Das Verblisterungssystem unterstellt ferner, dass eine gemeinsame Einnahme verschiedener oral zu verabreichender Arzneimittel zu maximal vier Zeitpunkten (morgens, mittags, abends, zur Nacht) fachlich vertretbar ist. Die Bedeutung unterschiedlicher Einnahmemodalitäten z. B. Abstand zur Nahrungsaufnahme, Art und Menge der Flüssigkeit) wird der Verblisterungspraktikabilität untergeordnet. Dabei wird übersehen, dass schnellfreisetzende anders als magensaftresistente Arzneiformen oder als Retardarzneimittel, diese wiederum unterschiedlich je nach ihrer Retardierungsart, verabreicht werden müssen.

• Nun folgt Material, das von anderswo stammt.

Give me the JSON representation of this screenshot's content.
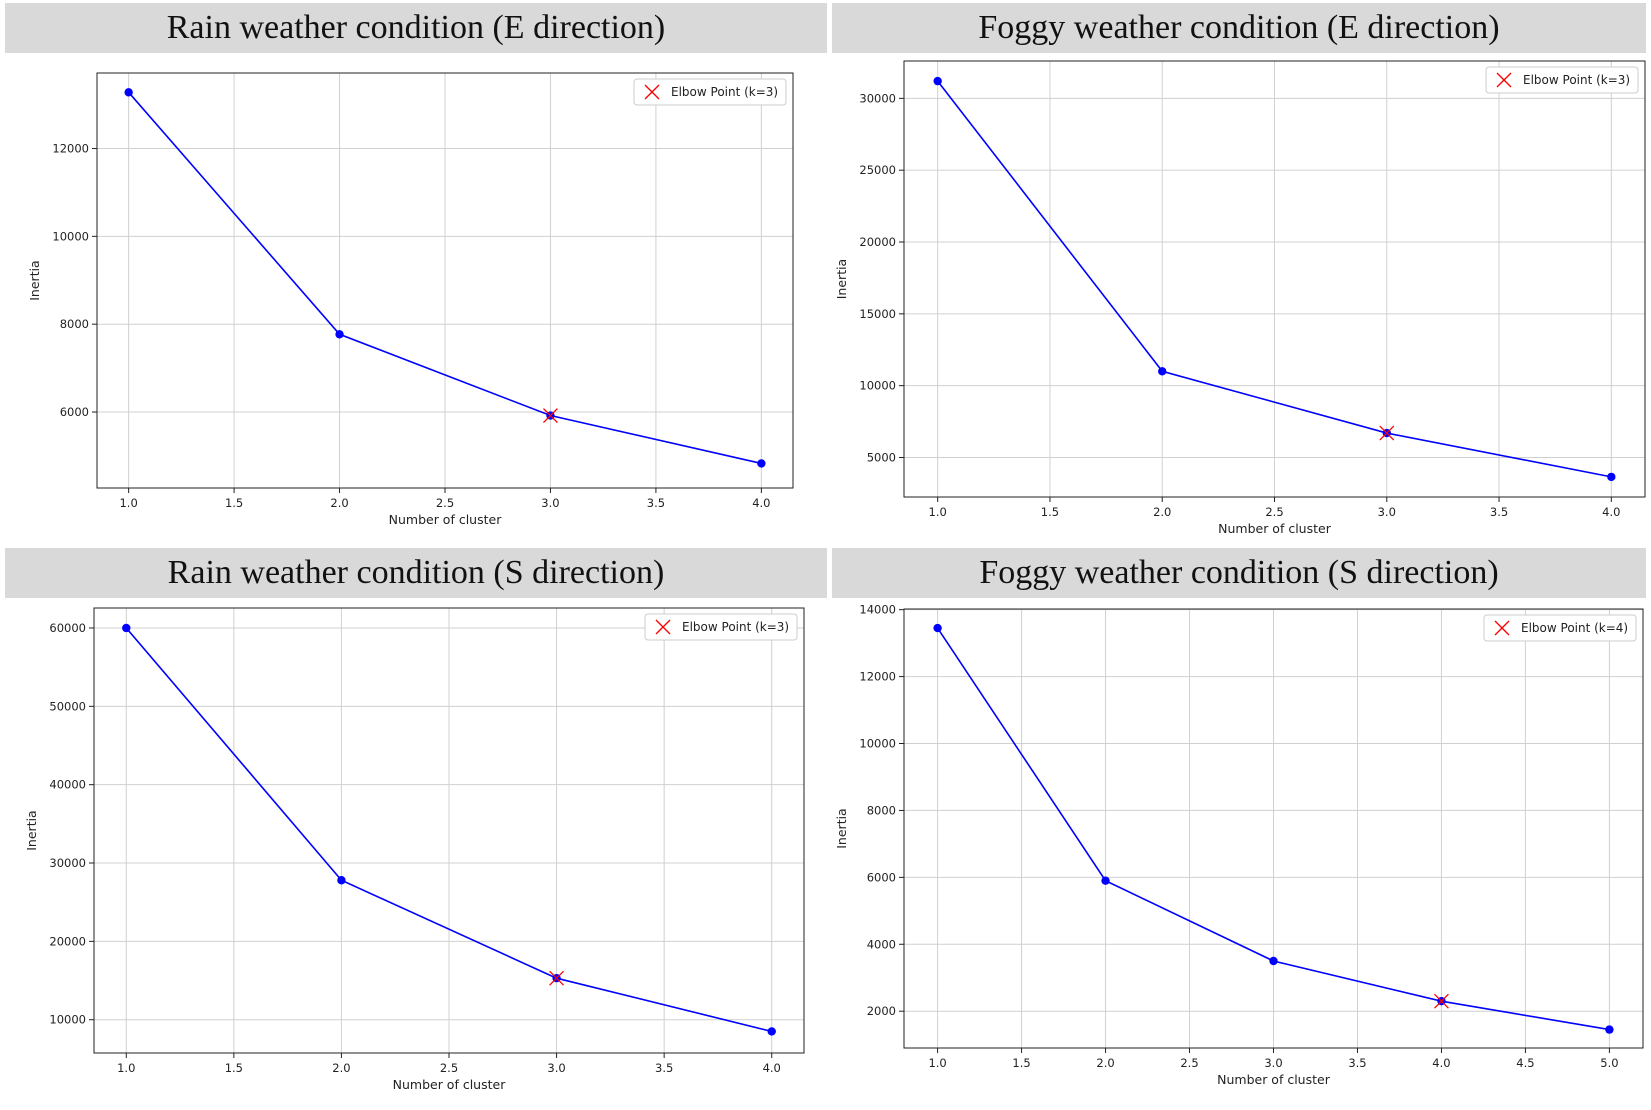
{
  "panels": [
    {
      "title": "Rain weather condition (E direction)",
      "chart_data": {
        "type": "line",
        "x": [
          1.0,
          2.0,
          3.0,
          4.0
        ],
        "y": [
          13280,
          7770,
          5920,
          4830
        ],
        "xlabel": "Number of cluster",
        "ylabel": "Inertia",
        "xlim": [
          0.85,
          4.15
        ],
        "ylim": [
          4270,
          13720
        ],
        "xticks": [
          1.0,
          1.5,
          2.0,
          2.5,
          3.0,
          3.5,
          4.0
        ],
        "xtick_labels": [
          "1.0",
          "1.5",
          "2.0",
          "2.5",
          "3.0",
          "3.5",
          "4.0"
        ],
        "yticks": [
          6000,
          8000,
          10000,
          12000
        ],
        "ytick_labels": [
          "6000",
          "8000",
          "10000",
          "12000"
        ],
        "elbow": {
          "x": 3.0,
          "y": 5920
        },
        "legend": "Elbow Point (k=3)",
        "legend_loc": "top-right",
        "grid": true,
        "line_color": "#0000ff",
        "marker_color": "#ff0000"
      }
    },
    {
      "title": "Foggy weather condition (E direction)",
      "chart_data": {
        "type": "line",
        "x": [
          1.0,
          2.0,
          3.0,
          4.0
        ],
        "y": [
          31200,
          11000,
          6700,
          3650
        ],
        "xlabel": "Number of cluster",
        "ylabel": "Inertia",
        "xlim": [
          0.85,
          4.15
        ],
        "ylim": [
          2250,
          32600
        ],
        "xticks": [
          1.0,
          1.5,
          2.0,
          2.5,
          3.0,
          3.5,
          4.0
        ],
        "xtick_labels": [
          "1.0",
          "1.5",
          "2.0",
          "2.5",
          "3.0",
          "3.5",
          "4.0"
        ],
        "yticks": [
          5000,
          10000,
          15000,
          20000,
          25000,
          30000
        ],
        "ytick_labels": [
          "5000",
          "10000",
          "15000",
          "20000",
          "25000",
          "30000"
        ],
        "elbow": {
          "x": 3.0,
          "y": 6700
        },
        "legend": "Elbow Point (k=3)",
        "legend_loc": "top-right",
        "grid": true,
        "line_color": "#0000ff",
        "marker_color": "#ff0000"
      }
    },
    {
      "title": "Rain weather condition (S direction)",
      "chart_data": {
        "type": "line",
        "x": [
          1.0,
          2.0,
          3.0,
          4.0
        ],
        "y": [
          60000,
          27800,
          15300,
          8500
        ],
        "xlabel": "Number of cluster",
        "ylabel": "Inertia",
        "xlim": [
          0.85,
          4.15
        ],
        "ylim": [
          5750,
          62550
        ],
        "xticks": [
          1.0,
          1.5,
          2.0,
          2.5,
          3.0,
          3.5,
          4.0
        ],
        "xtick_labels": [
          "1.0",
          "1.5",
          "2.0",
          "2.5",
          "3.0",
          "3.5",
          "4.0"
        ],
        "yticks": [
          10000,
          20000,
          30000,
          40000,
          50000,
          60000
        ],
        "ytick_labels": [
          "10000",
          "20000",
          "30000",
          "40000",
          "50000",
          "60000"
        ],
        "elbow": {
          "x": 3.0,
          "y": 15300
        },
        "legend": "Elbow Point (k=3)",
        "legend_loc": "top-right",
        "grid": true,
        "line_color": "#0000ff",
        "marker_color": "#ff0000"
      }
    },
    {
      "title": "Foggy weather condition (S direction)",
      "chart_data": {
        "type": "line",
        "x": [
          1.0,
          2.0,
          3.0,
          4.0,
          5.0
        ],
        "y": [
          13450,
          5900,
          3500,
          2300,
          1450
        ],
        "xlabel": "Number of cluster",
        "ylabel": "Inertia",
        "xlim": [
          0.8,
          5.2
        ],
        "ylim": [
          900,
          14020
        ],
        "xticks": [
          1.0,
          1.5,
          2.0,
          2.5,
          3.0,
          3.5,
          4.0,
          4.5,
          5.0
        ],
        "xtick_labels": [
          "1.0",
          "1.5",
          "2.0",
          "2.5",
          "3.0",
          "3.5",
          "4.0",
          "4.5",
          "5.0"
        ],
        "yticks": [
          2000,
          4000,
          6000,
          8000,
          10000,
          12000,
          14000
        ],
        "ytick_labels": [
          "2000",
          "4000",
          "6000",
          "8000",
          "10000",
          "12000",
          "14000"
        ],
        "elbow": {
          "x": 4.0,
          "y": 2300
        },
        "legend": "Elbow Point (k=4)",
        "legend_loc": "top-right",
        "grid": true,
        "line_color": "#0000ff",
        "marker_color": "#ff0000"
      }
    }
  ]
}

Es mag in Einzelfällen unter bestimmten Voraussetzungen sinnvoll sein, einen Tages- oder Wochenvorrat an Arzneimitteln vorab zu stellen (sei es über Blister oder – besser – über Systeme wie die Anabox). Als Regelfall oder gar Idealfall ist die Verblisterung nicht zu sehen – fachliche und ökonomische Argumente sprechen gleichermaßen dagegen. Schade um das schöne Geld, das dafür bisher verpulvert wurde.